Menu Close

2.6.3. About using a custom VPC

In OpenShift Container Platform 4.5, you can deploy a cluster into existing subnets in an existing Amazon Virtual Private Cloud (VPC) in Amazon Web Services (AWS). By deploying OpenShift Container Platform into an existing AWS VPC, you might be able to avoid limit constraints in new accounts or more easily abide by the operational constraints that your company’s guidelines set. If you cannot obtain the infrastructure creation permissions that are required to create the VPC yourself, use this installation option.

Because the installation program cannot know what other components are also in your existing subnets, it cannot choose subnet CIDRs and so forth on your behalf. You must configure networking for the subnets that you install your cluster to yourself.

2.6.3.1. Requirements for using your VPC

The installation program no longer creates the following components:

  • Internet gateways
  • NAT gateways
  • Subnets
  • Route tables
  • VPCs
  • VPC DHCP options
  • VPC endpoints

If you use a custom VPC, you must correctly configure it and its subnets for the installation program and the cluster to use.
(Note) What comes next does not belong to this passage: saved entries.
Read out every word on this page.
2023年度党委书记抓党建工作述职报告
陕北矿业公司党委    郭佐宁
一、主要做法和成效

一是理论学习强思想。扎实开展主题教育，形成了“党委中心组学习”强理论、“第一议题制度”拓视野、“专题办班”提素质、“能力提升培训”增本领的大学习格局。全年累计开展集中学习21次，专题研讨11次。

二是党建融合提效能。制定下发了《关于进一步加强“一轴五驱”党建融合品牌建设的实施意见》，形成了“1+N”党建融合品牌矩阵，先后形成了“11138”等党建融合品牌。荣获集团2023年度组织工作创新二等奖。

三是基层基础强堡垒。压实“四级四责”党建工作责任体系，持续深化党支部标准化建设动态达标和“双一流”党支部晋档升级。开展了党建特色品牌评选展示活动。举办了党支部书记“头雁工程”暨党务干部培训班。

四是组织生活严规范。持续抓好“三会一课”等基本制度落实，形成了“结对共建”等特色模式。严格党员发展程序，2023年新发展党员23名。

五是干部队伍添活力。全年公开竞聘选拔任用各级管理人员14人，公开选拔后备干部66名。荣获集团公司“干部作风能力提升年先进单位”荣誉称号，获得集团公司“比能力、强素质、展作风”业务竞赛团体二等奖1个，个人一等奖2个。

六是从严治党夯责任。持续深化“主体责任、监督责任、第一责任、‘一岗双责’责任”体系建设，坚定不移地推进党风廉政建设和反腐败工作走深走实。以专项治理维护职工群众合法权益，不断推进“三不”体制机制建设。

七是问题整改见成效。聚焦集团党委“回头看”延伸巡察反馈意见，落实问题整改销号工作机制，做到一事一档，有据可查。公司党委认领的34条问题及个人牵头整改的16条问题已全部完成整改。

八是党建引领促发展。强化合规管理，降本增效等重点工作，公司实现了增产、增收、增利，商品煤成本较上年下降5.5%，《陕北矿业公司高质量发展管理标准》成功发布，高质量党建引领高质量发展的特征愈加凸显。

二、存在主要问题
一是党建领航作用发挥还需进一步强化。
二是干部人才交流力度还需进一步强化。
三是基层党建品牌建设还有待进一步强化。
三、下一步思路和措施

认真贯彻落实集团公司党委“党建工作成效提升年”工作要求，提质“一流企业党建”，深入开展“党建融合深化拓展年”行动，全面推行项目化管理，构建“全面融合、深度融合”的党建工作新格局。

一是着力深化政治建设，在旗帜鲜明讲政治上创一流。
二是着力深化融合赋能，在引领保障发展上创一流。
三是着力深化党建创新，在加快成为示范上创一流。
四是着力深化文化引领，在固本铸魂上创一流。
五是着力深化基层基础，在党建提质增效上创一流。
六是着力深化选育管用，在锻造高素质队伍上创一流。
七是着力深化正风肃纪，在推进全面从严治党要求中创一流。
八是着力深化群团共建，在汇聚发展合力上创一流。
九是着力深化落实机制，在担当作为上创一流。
The installation program cannot subdivide network ranges for the cluster to use, set route tables for the subnets, or set VPC options like DHCP, so you must do so before you install the cluster.

Your VPC must meet the following characteristics:

  • The VPC’s CIDR block must contain the Networking.MachineCIDR range, which is the IP address pool for cluster machines.
  • The VPC must not use the kubernetes.io/cluster/.*: owned tag.
  • You must enable the enableDnsSupport and enableDnsHostnames attributes in your VPC so that the cluster can use the Route 53 zones that are attached to the VPC to resolve cluster’s internal DNS records. See DNS Support in Your VPC in the AWS documentation.

If you use a cluster with public access, you must create a public and a private subnet for each availability zone that your cluster uses.

The installation program modifies your subnets to add the kubernetes.io/cluster/.*: shared tag, so your subnets must have at least one free tag slot available for it. Review the current Tag Restrictions in the AWS documentation to ensure that the installation program can add a tag to each subnet that you specify.

If you are working in a disconnected environment, you are unable to reach the public IP addresses for EC2 and ELB endpoints. To resolve this, you must create a VPC endpoint and attach it to the subnet that the clusters are using. The endpoints should be named as follows:

  • ec2.<region>.amazonaws.com
  • elasticloadbalancing.<region>.amazonaws.com
  • s3.<region>.amazonaws.com

Required VPC components

You must provide a suitable VPC and subnets that allow communication to your machines.

ComponentAWS typeDescription

VPC

  • AWS::EC2::VPC
  • AWS::EC2::VPCEndpoint

You must provide a public VPC for the cluster to use. The VPC uses an endpoint that references the route tables for each subnet to improve communication with the registry that is hosted in S3.

Public subnets

  • AWS::EC2::Subnet
  • AWS::EC2::SubnetNetworkAclAssociation

Your VPC must have public subnets for between 1 and 3 availability zones and associate them with appropriate Ingress rules.

Internet gateway

  • AWS::EC2::InternetGateway
  • AWS::EC2::VPCGatewayAttachment
  • AWS::EC2::RouteTable
  • AWS::EC2::Route
  • AWS::EC2::SubnetRouteTableAssociation
  • AWS::EC2::NatGateway
  • AWS::EC2::EIP

You must have a public Internet gateway, with public routes, attached to the VPC. In the provided templates, each public subnet has a NAT gateway with an EIP address. These NAT gateways allow cluster resources, like private subnet instances, to reach the Internet and are not required for some restricted network or proxy scenarios.

Network access control

  • AWS::EC2::NetworkAcl
  • AWS::EC2::NetworkAclEntry

You must allow the VPC to access the following ports:

Port

Reason

80

Inbound HTTP traffic

443

Inbound HTTPS traffic

22

Inbound SSH traffic

1024 - 65535

Inbound ephemeral traffic

0 - 65535

Outbound ephemeral traffic

Private subnets

  • AWS::EC2::Subnet
  • AWS::EC2::RouteTable
  • AWS::EC2::SubnetRouteTableAssociation

Your VPC can have private subnets. The provided CloudFormation templates can create private subnets for between 1 and 3 availability zones. If you use private subnets, you must provide appropriate routes and tables for them.